Hershel se metió la mano en el bolsillo.

—Tienen una gramola. Tommy, ¿qué tal si eliges una canción?

Como un conejillo, cogió las monedas de diez centavos y salió disparado. Hershel se volvió hacia mí.

—¿Y bien?

Suspiré y negué con la cabeza.

—Me conoces demasiado bien.

—Y sé que me das largas. No tardará en volver.

—Acabo de darme cuenta de cuánto crecerán mientras no esté. —Me encogí de hombros e hice girar el vaso de agua sobre la mesa—. No había hecho las cuentas.

—Es la primera vez que te escucho decir que no habías hecho las cuentas.

Le saqué la lengua. Muy adulto por mi parte.

—Ya me cuesta procesar lo rápido que crecen, y no me he perdido tres años. Por cierto, ¿qué pasa con Rachel?

Miró por encima del hombro a Tommy, que leía la información de todas y cada una de las canciones de la gramola.

—No lo sabe todo. La pillamos fumando marihuana.

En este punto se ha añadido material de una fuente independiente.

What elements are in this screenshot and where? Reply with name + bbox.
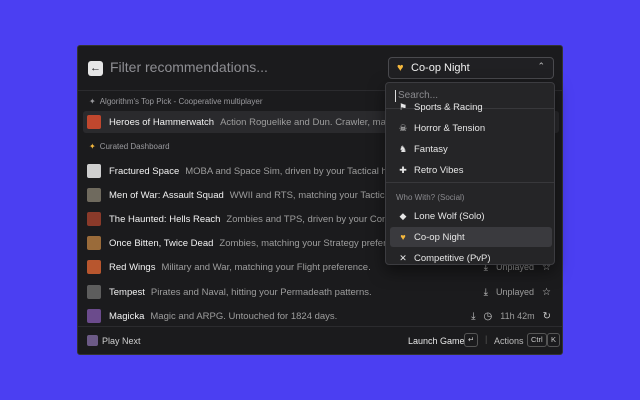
mood-dropdown[interactable]: ♥ Co-op Night ⌃ xyxy=(388,57,554,79)
back-button[interactable]: ← xyxy=(88,61,103,76)
list-item[interactable]: Magicka Magic and ARPG. Untouched for 182… xyxy=(83,305,559,327)
swords-icon: ✕ xyxy=(399,252,407,263)
game-title: Men of War: Assault Squad xyxy=(109,189,224,201)
game-title: Tempest xyxy=(109,286,145,298)
dragon-icon: ♞ xyxy=(398,143,408,154)
menu-item[interactable]: ✕ Competitive (PvP) xyxy=(390,248,552,264)
menu-item[interactable]: ◆ Lone Wolf (Solo) xyxy=(390,206,552,226)
list-item[interactable]: Tempest Pirates and Naval, hitting your P… xyxy=(83,281,559,303)
game-title: Magicka xyxy=(109,310,145,322)
menu-item-label: Co-op Night xyxy=(414,231,465,243)
star-icon[interactable]: ☆ xyxy=(542,287,551,298)
wolf-icon: ◆ xyxy=(399,210,407,221)
divider: | xyxy=(485,334,488,344)
footer: Play Next Launch Game ↵ | Actions Ctrl K xyxy=(78,326,562,354)
game-thumbnail xyxy=(87,164,101,178)
k-key-badge: K xyxy=(547,333,561,347)
sparkle-icon: ✦ xyxy=(89,97,96,106)
game-description: Magic and ARPG. Untouched for 1824 days. xyxy=(150,310,338,322)
racing-icon: ⚑ xyxy=(398,101,408,112)
heart-icon: ♥ xyxy=(397,62,404,74)
game-title: Red Wings xyxy=(109,261,156,273)
menu-group-label: Who With? (Social) xyxy=(396,193,465,202)
game-thumbnail xyxy=(87,260,101,274)
game-title: Once Bitten, Twice Dead xyxy=(109,237,214,249)
ghost-icon: ☠ xyxy=(398,122,408,133)
launch-game-button[interactable]: Launch Game xyxy=(408,336,465,346)
actions-button[interactable]: Actions xyxy=(494,336,524,346)
game-thumbnail xyxy=(87,188,101,202)
star-sparkle-icon: ✦ xyxy=(89,142,96,151)
chevron-up-icon: ⌃ xyxy=(537,61,545,71)
playtime-status: Unplayed xyxy=(496,287,535,297)
curated-section-label: ✦ Curated Dashboard xyxy=(89,142,170,151)
download-icon[interactable]: ⤓ xyxy=(471,311,475,322)
game-title: Fractured Space xyxy=(109,165,180,177)
menu-item-label: Competitive (PvP) xyxy=(414,252,491,264)
game-description: Pirates and Naval, hitting your Permadea… xyxy=(150,286,372,298)
download-icon[interactable]: ⤓ xyxy=(484,287,488,298)
menu-item[interactable]: ⚑ Sports & Racing xyxy=(390,97,552,117)
game-thumbnail xyxy=(87,236,101,250)
menu-divider xyxy=(386,182,554,183)
enter-key-badge: ↵ xyxy=(464,333,479,347)
menu-item[interactable]: ☠ Horror & Tension xyxy=(390,118,552,138)
mood-dropdown-menu: Search... ⚑ Sports & Racing ☠ Horror & Tens… xyxy=(385,82,555,265)
game-description: Zombies, matching your Strategy preferen… xyxy=(219,237,410,249)
game-description: Military and War, matching your Flight p… xyxy=(161,261,371,273)
ctrl-key-badge: Ctrl xyxy=(527,333,547,347)
arrow-left-icon: ← xyxy=(90,62,101,74)
filter-input[interactable]: Filter recommendations... xyxy=(110,59,268,75)
heart-icon: ♥ xyxy=(400,232,406,242)
menu-item-label: Lone Wolf (Solo) xyxy=(414,210,485,222)
menu-item[interactable]: ✚ Retro Vibes xyxy=(390,160,552,180)
menu-item-label: Horror & Tension xyxy=(414,122,486,134)
row-actions: ⤓ ◷ 11h 42m ↻ xyxy=(465,305,551,327)
top-pick-section-label: ✦ Algorithm's Top Pick - Cooperative mul… xyxy=(89,97,263,106)
clock-icon: ◷ xyxy=(483,310,493,322)
menu-item-label: Fantasy xyxy=(414,143,448,155)
playtime-status: 11h 42m xyxy=(500,311,535,321)
menu-item-label: Retro Vibes xyxy=(414,164,464,176)
game-thumbnail xyxy=(87,285,101,299)
menu-item[interactable]: ♥ Co-op Night xyxy=(390,227,552,247)
game-description: MOBA and Space Sim, driven by your Tacti… xyxy=(185,165,412,177)
refresh-icon[interactable]: ↻ xyxy=(543,311,551,322)
play-next-label: Play Next xyxy=(102,336,141,346)
menu-item[interactable]: ♞ Fantasy xyxy=(390,139,552,159)
game-title: The Haunted: Hells Reach xyxy=(109,213,221,225)
game-thumbnail xyxy=(87,212,101,226)
play-next-icon xyxy=(87,335,98,346)
game-thumbnail xyxy=(87,309,101,323)
row-actions: ⤓ Unplayed ☆ xyxy=(477,281,551,303)
game-thumbnail xyxy=(87,115,101,129)
dropdown-label: Co-op Night xyxy=(411,62,470,74)
menu-item-label: Sports & Racing xyxy=(414,101,483,113)
joystick-icon: ✚ xyxy=(399,164,407,175)
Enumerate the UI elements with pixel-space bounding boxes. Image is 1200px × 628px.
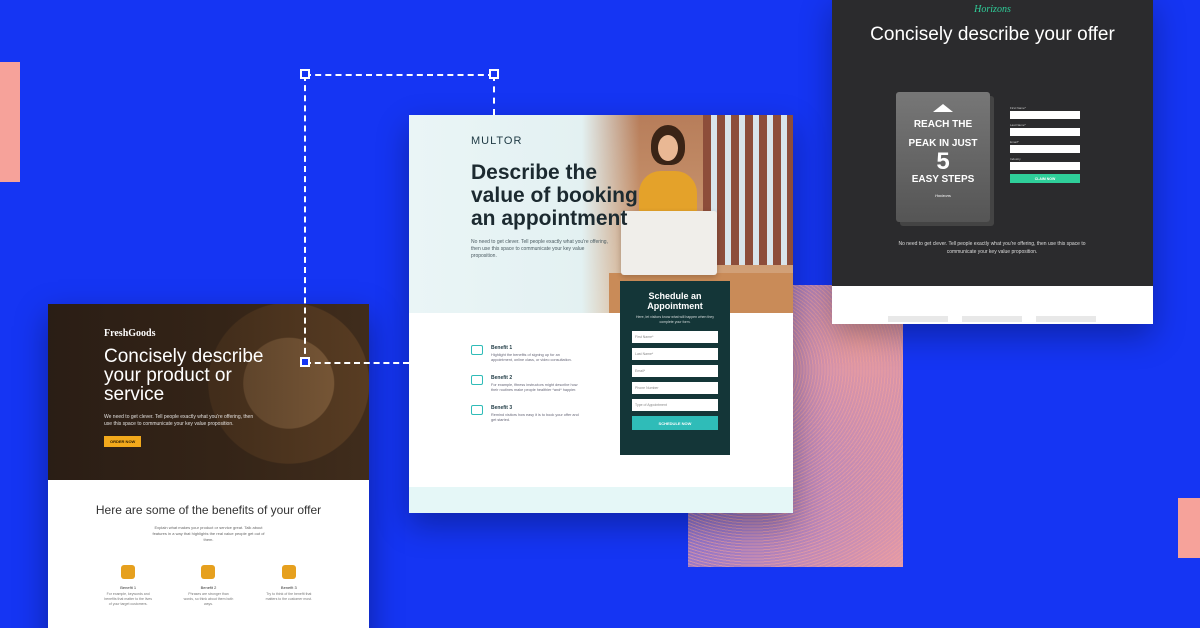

—¿Y no me lo habías dicho?

—Fue ayer. —Se quitó las gafas y se frotó el puente de la nariz—. Hay un chico, al que no he matado.

—Yo podría.

Se rio.

—Tendrías que pillarlo antes que Doris. Como sea, es de último año y, al parecer, muy guapo y tiene coche. Le ofreció llevarla a casa después del ensayo de la banda.

Me quedé fría.

—No habrán… Ya sabes.

—No. Por eso sigue vivo. —La música empezó a sonar y Hershel miró por encima del hombro—. Se acabó el tiempo. Ten en cuenta que Rachel estará castigada todo el tiempo que pases fuera.

Asentí y me tragué la angustia mientras Tommy volvía al ritmo de la música. Había elegido «Sixty-Minute Man». Odiaba esa canción.